Melanie is a very special girl. Dr Caldwell calls her "our little genius."
Every morning, Melanie waits in her cell to be collected for class. When they come for her, Sergeant Parks keeps his gun pointing at her while two of his people strap her into the wheelchair. She thinks they don't like her. She jokes that she won't bite, but they don't laugh.
Melanie loves school. She loves learning about spelling and sums and the world outside the classroom and the children's cells. She tells her favorite teacher all the things she'll do when she grows up. Melanie doesn't know why this makes Miss Justineau look sad.
We’re in southern England. It’s twenty years on from the cataclysmic outbreak that devastated the world and turned all those it infected into mindless, unstoppable killing machines known as ‘hungries’. In one of the country’s last remaining military outposts a group of children are kept under armed guard; children who only need to eat once a week, are kept underground in steel cells, and who people are only able to approach after coating themselves in scent-blocking chemicals. The children have never thought to question why this might be. Every now and again a child will be wheeled away to the research laboratory, never to return. It’s only when the outpost is overrun that those inside realise the true dangers of the world they live in, and that not all the hungries are the monsters they’re presumed to be.
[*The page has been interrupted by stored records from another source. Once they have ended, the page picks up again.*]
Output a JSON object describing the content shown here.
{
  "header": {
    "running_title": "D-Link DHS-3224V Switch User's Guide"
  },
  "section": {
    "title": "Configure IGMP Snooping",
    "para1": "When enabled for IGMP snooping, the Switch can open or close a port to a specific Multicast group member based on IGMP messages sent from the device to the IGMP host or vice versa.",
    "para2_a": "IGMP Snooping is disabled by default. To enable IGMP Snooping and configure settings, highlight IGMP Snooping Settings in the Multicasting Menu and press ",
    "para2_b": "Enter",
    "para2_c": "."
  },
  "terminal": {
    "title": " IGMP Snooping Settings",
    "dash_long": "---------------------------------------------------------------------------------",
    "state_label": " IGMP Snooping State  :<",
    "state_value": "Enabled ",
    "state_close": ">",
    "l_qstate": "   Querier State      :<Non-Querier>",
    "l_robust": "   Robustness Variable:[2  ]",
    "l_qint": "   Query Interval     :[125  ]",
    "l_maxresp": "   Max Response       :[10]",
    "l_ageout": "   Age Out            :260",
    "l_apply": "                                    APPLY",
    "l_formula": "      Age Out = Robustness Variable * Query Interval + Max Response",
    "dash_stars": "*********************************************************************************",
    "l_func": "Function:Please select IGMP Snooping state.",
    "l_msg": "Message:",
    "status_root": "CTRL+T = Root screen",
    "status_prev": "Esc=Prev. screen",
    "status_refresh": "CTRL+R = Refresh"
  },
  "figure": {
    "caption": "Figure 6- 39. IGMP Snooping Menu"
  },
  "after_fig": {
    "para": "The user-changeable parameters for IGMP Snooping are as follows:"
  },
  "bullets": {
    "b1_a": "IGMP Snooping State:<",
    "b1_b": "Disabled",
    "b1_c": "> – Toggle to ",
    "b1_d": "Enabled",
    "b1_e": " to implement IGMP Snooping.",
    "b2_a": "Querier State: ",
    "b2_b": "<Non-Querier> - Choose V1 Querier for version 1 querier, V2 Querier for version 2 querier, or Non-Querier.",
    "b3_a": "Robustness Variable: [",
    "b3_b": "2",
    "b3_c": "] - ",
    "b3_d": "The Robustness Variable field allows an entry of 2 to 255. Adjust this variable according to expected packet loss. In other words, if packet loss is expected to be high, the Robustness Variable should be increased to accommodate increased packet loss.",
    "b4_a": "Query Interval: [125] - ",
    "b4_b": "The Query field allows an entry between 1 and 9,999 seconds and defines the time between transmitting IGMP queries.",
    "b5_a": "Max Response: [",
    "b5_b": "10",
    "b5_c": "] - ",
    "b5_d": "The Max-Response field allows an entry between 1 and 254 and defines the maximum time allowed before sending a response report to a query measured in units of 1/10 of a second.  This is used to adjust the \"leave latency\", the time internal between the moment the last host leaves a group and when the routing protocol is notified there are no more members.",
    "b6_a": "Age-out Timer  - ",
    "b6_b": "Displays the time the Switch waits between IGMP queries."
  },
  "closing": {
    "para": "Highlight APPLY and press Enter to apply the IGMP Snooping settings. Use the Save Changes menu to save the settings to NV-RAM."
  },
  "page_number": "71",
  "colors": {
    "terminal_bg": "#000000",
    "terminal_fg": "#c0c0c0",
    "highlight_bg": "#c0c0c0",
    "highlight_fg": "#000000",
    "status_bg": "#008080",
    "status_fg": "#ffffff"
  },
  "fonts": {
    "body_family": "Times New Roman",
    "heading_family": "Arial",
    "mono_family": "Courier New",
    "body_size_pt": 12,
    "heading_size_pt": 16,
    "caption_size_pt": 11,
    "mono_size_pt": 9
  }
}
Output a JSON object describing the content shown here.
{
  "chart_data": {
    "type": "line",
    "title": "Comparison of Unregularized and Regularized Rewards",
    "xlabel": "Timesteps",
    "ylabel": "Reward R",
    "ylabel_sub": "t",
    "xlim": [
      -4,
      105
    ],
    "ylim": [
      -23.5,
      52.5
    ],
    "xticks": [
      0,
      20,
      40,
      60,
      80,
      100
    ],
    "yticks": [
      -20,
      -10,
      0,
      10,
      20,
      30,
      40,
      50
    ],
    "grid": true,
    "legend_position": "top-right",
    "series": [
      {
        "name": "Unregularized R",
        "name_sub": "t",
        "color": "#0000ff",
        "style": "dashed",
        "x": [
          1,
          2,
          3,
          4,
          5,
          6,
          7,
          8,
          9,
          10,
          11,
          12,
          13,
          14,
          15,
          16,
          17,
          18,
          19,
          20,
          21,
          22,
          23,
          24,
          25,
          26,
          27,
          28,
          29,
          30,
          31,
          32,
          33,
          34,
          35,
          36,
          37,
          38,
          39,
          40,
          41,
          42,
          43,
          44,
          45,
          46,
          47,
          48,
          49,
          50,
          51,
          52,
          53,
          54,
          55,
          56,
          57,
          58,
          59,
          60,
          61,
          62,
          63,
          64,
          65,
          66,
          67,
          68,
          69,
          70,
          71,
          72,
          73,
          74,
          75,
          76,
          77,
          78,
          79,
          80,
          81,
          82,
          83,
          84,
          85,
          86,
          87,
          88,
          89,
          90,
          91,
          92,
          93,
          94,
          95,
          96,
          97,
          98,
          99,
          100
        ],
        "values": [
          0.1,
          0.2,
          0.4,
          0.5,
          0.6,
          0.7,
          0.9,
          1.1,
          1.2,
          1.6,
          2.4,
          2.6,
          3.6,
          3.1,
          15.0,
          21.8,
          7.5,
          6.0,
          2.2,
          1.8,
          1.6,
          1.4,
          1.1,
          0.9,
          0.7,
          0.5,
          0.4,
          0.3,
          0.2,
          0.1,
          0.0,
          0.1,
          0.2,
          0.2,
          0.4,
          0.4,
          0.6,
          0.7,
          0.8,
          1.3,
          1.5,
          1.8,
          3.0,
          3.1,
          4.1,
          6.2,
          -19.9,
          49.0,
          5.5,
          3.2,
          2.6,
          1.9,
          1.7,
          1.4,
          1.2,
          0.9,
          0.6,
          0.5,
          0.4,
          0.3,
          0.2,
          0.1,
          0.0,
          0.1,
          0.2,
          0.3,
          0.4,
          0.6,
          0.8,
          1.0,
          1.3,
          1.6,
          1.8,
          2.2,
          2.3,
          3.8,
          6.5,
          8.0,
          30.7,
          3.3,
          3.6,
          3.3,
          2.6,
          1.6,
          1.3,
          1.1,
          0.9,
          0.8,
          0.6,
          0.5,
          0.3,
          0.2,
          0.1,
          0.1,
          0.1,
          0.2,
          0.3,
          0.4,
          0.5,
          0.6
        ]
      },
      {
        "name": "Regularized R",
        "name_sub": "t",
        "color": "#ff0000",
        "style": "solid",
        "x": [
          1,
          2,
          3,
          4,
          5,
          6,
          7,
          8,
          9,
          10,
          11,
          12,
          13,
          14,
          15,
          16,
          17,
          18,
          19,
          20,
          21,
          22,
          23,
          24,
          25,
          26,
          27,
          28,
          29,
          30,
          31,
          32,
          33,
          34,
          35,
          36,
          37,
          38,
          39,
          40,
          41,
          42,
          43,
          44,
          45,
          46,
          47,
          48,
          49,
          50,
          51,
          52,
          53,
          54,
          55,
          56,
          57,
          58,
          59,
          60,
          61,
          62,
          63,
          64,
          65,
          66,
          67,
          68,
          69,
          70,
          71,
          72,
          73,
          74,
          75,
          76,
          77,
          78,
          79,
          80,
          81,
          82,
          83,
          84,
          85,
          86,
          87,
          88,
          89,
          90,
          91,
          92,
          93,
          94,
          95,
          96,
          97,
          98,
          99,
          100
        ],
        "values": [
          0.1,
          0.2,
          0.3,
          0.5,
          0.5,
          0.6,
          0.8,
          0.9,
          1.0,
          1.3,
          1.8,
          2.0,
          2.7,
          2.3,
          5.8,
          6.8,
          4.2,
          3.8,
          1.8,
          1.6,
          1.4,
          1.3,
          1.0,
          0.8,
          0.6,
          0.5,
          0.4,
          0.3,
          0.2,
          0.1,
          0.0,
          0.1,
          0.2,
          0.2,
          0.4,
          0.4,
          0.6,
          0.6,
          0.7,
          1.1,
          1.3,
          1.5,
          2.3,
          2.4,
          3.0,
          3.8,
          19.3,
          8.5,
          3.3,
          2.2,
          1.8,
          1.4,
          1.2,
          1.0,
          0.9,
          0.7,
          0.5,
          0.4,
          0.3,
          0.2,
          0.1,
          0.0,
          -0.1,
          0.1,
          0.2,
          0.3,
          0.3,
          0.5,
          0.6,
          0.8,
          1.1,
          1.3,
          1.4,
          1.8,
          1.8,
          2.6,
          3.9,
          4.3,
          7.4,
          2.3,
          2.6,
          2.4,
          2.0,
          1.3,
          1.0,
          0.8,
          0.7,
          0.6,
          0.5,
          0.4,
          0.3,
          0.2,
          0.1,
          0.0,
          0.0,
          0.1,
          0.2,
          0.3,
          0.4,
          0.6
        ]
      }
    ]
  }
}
The Girl with All the Gifts is a wonderfully character-centred tale, set in a post-apocalyptic future and focusing on a rag-tag group of survivors with bucketloads of heart, conflict and chemistry. The main focus of the story is Melanie, a ‘hungry’ who retains her own personality and has a genius-level IQ, yet becomes a slavering monster at the barest scent of human flesh. The relationship between the girl Melanie and her former teacher Miss Justineau is the driving force behind much of the novel, and it’s a lovely thing to behold. In a novel filled with violence and despair – a novel that could just as easily have been written as an outright horror story – its focus on human relationships, particularly those based around children, makes it really compelling. It also creates a strong foundation of sympathy for the characters of Melanie and Miss Justineau, particularly when it becomes clear the astonishing lengths to which they will go to protect one another, and how determined they are to stay together against all odds. Almost as heartwarming is seeing how the other characters gradually come to change their outlook, all of which is based around little Melanie. That said, I would have liked a little more insight into the characters of Parks and Gallagher; their military background added a different perspective on the survivalist situation, but they remained very much supporting characters throughout.
Another aspect of The Girl with All the Gifts that makes it so absorbing is the fact that it’s written in the present tense. This creates a real sense of urgency and immediacy that keeps the reader constantly on their toes. It makes for a lot of tense moments, one or two in particular involving hungry-infested streets that had me literally holding my breath. Yet another thing I really liked, and that brought the story to life all the more, was how much time the author spent detailing the ‘how and why’ of the infection, most notably through the character of the psychopathic yet brilliant Dr Caldwell. Not only was all the conjecture fascinating, it also sounds totally believable: the cause of the infection has its roots in an existing natural phenomenon (I Googled it!) which sounds both plausible and terrifying.
Although I really enjoyed reading it, The Girl with All the Gifts was not what I expected, possibly because I had mixed signals about what to expect in the first place. I’ve heard it frequently described as a horror novel, yet the cover describes it as a thriller. I have to admit I was a little bit disappointed because, to me, it wasn’t quite either of these. Not that it isn’t thrilling (it is, frequently), and not that it isn’t frightening (it is, often), but there isn’t quite enough of either to give it that smack-in-the-gob impact I was expecting. In actuality it’s more of a post-apocalyptic road novel, philosophic and dystopian yet suffused with elements of horror. Which is absolutely fine (it’s actually incredibly effective) . . . it just doesn’t quite reflect the way it’s marketed.
This aside, I’d highly recommend The Girl with All the Gifts and really look forward to seeing the film adaptation when it’s released next year.